660 El carácter velado de la gloria del Resucitado durante este tiempo se transparenta en sus palabras misteriosas a María Magdalena: «Todavía […] no he subido al Padre. Vete donde los hermanos y diles: Subo a mi Padre y vuestro Padre, a mi Dios y vuestro Dios» (Jn 20, 17). Esto indica una diferencia de manifestación entre la gloria de Cristo resucitado y la de Cristo exaltado a la derecha del Padre. El acontecimiento a la vez histórico y transcendente de la Ascensión marca la transición de una a otra.
661 Esta última etapa permanece estrechamente unida a la primera es decir, a la bajada desde el cielo realizada en la Encarnación. Solo el que «salió del Padre» puede «volver al Padre»: Cristo (cf. Jn 16,28). «Nadie ha subido al cielo sino el que bajó del cielo, el Hijo del hombre» (Jn 3, 13; cf, Ef 4, 8-10). Dejada a sus fuerzas naturales, la humanidad no tiene acceso a la «Casa del Padre» (Jn 14, 2), a la vida y a la felicidad de Dios. Sólo Cristo ha podido abrir este acceso al hombre, «ha querido precedernos como cabeza nuestra para que nosotros, miembros de su Cuerpo, vivamos con la ardiente esperanza de seguirlo en su Reino» (Prefacio de la Ascensión del Señor, I: Misa Romano).
662 «Cuando yo sea levantado de la tierra, atraeré a todos hacia mí»(Jn 12, 32). La elevación en la Cruz significa y anuncia la elevación en la Ascensión al cielo. Es su comienzo. Jesucristo, el único Sacerdote de la Alianza nueva y eterna, «no […] penetró en un Santuario hecho por mano de hombre […], sino en el mismo cielo, para presentarse ahora ante el acatamiento de Dios en favor nuestro» (Hb 9, 24). En el cielo, Cristo ejerce permanentemente su sacerdocio. «De ahí que pueda salvar perfectamente a los que por él se llegan a Dios, ya que está siempre vivo para interceder en su favor»(Hb 7, 25). Como «Sumo Sacerdote de los bienes futuros»(Hb 9, 11), es el centro y el oficiante principal de la liturgia que honra al Padre en los cielos (cf. Ap 4, 6-11).

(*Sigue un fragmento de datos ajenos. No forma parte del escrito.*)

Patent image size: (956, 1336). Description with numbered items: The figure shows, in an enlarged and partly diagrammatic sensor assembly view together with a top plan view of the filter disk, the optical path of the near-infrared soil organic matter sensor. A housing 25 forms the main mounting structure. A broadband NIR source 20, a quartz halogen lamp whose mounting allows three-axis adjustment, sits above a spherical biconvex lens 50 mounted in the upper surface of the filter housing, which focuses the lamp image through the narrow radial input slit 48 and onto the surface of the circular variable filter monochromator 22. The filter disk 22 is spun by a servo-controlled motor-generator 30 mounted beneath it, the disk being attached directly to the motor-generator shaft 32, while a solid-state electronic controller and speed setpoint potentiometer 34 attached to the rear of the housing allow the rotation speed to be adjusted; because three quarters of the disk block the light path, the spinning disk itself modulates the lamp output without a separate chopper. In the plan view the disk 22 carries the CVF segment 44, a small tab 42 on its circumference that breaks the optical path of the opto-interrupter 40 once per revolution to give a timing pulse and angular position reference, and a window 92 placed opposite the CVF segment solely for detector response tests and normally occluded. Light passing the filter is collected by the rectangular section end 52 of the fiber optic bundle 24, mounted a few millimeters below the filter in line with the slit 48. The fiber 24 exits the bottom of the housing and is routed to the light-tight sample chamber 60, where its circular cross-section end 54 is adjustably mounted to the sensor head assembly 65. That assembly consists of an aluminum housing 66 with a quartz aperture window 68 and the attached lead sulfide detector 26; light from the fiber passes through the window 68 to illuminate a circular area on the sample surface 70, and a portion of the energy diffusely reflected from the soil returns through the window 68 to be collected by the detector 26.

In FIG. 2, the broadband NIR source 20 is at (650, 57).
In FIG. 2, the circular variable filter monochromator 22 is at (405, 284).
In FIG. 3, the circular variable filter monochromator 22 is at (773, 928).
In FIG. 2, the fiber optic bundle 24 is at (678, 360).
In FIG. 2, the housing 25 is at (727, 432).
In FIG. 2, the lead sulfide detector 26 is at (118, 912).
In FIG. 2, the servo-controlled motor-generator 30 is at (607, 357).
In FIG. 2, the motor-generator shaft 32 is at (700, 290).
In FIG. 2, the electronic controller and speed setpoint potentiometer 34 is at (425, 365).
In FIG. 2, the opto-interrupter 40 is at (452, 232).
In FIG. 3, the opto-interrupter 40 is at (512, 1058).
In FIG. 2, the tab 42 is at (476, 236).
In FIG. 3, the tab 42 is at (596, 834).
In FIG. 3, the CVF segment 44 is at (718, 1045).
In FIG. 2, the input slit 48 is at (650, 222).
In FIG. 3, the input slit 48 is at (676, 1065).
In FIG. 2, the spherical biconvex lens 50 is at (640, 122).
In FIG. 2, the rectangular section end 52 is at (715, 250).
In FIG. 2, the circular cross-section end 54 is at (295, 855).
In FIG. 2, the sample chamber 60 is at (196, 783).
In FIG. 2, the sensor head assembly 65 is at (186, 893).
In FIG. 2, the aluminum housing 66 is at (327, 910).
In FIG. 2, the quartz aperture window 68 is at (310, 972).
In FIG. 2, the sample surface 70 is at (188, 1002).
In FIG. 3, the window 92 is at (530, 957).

663 Cristo, desde entonces, está sentado a la derecha del Padre: «Por derecha del Padre entendemos la gloria y el honor de la divinidad, donde el que existía como Hijo de Dios antes de todos los siglos como Dios y consubstancial al Padre, está sentado corporalmente después de que se encarnó y de que su carne fue glorificada» (San Juan Damasceno, Expositio fidei, 75 [De fide orthodoxa, 4, 2]: PG 94, 1104).
664 Sentarse a la derecha del Padre significa la inauguración del reino del Mesías, cumpliéndose la visión del profeta Daniel respecto del Hijo del hombre: «A él se le dio imperio, honor y reino, y todos los pueblos, naciones y lenguas le sirvieron. Su imperio es un imperio eterno, que nunca pasará, y su reino no será destruido jamás» (Dn 7, 14). A partir de este momento, los Apóstoles se convirtieron en los testigos del «Reino que no tendrá fin» (Símbolo de Niceno-Constantinopolitano: DS 150).
Catecismo de la Iglesia Católica
Diálogo con Cristo
Jesús, nos has revelado el inmenso amor que el Padre tiene por todos. Ayúdame a nunca dudar de su amor por mí. Ayúdame a responder a su amor con la fidelidad a su voluntad y con la práctica de la caridad exquisita con aquellos que están más cerca de mí.
Propósito
Permanecer diez minutos ante el Sagrario para aprender a adorar al Señor mientras Él nos enseña a saber esperar.